The Cookbook is also a great place for the novice to feed after cutting their teeth on Learning Perl. Each section is a mini-tutorial with nice examples to enter and ponder. Combined with the Camel book as general background and reference, you'll go a long way in finding quick solutions to common problems.

I'm not sure what was the problem of one reviewer regarding typographical errors. I've been using the first edition of the Cookbook, and have not encountered any serious difficulties. It seems that any typographical errors (and I haven't seen any, but then I haven't been looking) would have at worst lost one star in rating the Cookbook. Benefits of the Cookbook seem to far outweigh the nits on which this reviewer has focused. I do agree with the reviewer's final note: buy copies from the second and third printings, as I'm sure the first edition has already sold out! (... and some perl book geek will view this as an opportunity to collect a "first edition.")

It's not often I'm moved to write an online review.

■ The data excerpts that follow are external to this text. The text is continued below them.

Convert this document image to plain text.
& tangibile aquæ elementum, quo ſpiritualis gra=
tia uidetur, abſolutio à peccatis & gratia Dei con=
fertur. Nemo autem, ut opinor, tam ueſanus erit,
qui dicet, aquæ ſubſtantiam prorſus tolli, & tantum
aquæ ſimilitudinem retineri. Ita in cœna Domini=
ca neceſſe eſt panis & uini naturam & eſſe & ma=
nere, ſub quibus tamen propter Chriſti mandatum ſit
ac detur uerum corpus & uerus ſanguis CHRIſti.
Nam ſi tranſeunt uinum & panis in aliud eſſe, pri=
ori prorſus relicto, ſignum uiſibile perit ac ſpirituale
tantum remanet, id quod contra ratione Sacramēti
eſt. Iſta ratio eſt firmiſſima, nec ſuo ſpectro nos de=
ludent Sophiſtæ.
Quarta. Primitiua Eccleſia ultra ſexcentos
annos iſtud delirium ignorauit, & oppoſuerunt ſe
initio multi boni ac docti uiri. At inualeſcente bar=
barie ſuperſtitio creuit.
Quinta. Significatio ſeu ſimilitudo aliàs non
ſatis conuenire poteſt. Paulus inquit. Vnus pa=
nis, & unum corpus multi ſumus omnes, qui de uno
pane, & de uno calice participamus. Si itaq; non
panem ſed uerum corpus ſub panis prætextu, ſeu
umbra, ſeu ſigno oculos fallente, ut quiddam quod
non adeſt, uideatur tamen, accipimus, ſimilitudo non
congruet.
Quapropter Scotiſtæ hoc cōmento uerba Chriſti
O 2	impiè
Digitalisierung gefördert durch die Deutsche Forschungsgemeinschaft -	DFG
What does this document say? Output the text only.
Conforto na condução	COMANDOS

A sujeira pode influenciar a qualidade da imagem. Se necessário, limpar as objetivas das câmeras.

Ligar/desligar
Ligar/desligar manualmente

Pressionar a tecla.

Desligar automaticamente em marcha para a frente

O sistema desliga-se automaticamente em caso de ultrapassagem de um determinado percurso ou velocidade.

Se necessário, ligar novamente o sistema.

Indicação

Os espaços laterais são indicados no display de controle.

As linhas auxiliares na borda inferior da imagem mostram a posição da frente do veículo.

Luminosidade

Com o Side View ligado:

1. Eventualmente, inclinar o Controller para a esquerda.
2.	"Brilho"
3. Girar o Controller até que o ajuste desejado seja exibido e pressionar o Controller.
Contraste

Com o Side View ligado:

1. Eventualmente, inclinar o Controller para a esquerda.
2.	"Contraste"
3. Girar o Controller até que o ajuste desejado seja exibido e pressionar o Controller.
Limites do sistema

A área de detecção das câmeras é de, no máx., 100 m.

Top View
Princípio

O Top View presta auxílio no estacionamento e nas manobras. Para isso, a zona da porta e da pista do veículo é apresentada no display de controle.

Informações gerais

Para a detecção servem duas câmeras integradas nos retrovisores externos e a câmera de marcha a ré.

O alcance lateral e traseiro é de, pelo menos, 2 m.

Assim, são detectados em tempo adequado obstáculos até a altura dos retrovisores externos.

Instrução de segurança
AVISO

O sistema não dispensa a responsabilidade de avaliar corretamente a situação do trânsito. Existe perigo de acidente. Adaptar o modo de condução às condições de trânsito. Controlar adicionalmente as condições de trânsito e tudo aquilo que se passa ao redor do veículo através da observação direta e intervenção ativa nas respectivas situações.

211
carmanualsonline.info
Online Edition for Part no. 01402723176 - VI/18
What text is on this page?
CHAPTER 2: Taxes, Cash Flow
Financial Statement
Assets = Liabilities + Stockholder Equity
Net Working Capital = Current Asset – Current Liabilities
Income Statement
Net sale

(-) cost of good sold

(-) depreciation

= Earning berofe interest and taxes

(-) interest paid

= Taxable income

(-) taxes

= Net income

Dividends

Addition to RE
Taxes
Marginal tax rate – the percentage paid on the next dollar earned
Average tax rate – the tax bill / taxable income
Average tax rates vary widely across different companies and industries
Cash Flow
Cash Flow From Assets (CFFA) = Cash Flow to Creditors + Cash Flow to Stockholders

The Perl Cookbook is a superb reference for any serious perl programmer and especially for the novice and intermediate wanting to improve their skills. Buy this book! Bon appetit!

One of the best programming books I have read5
I have owned this book for over a year and still use it regularly. While I was learning Perl syntax I found that it served very well when language guides such as "Programming Perl" fell short. When I started using the language I didn't have the syntax totally mastered and came across various little questions and problems. The "Perl Cookbook" addressed both of these by providing succinct solutions to my problems while helping me learn more about Perl syntax.

Furthermore, this book exposes you to the various Perl modules available in a more natural way than searching for them in a general language reference like "Perl in a Nutshell". Most recipies in the book present a simple code solution and then refer to a module that provides the same (and often extended) functionality.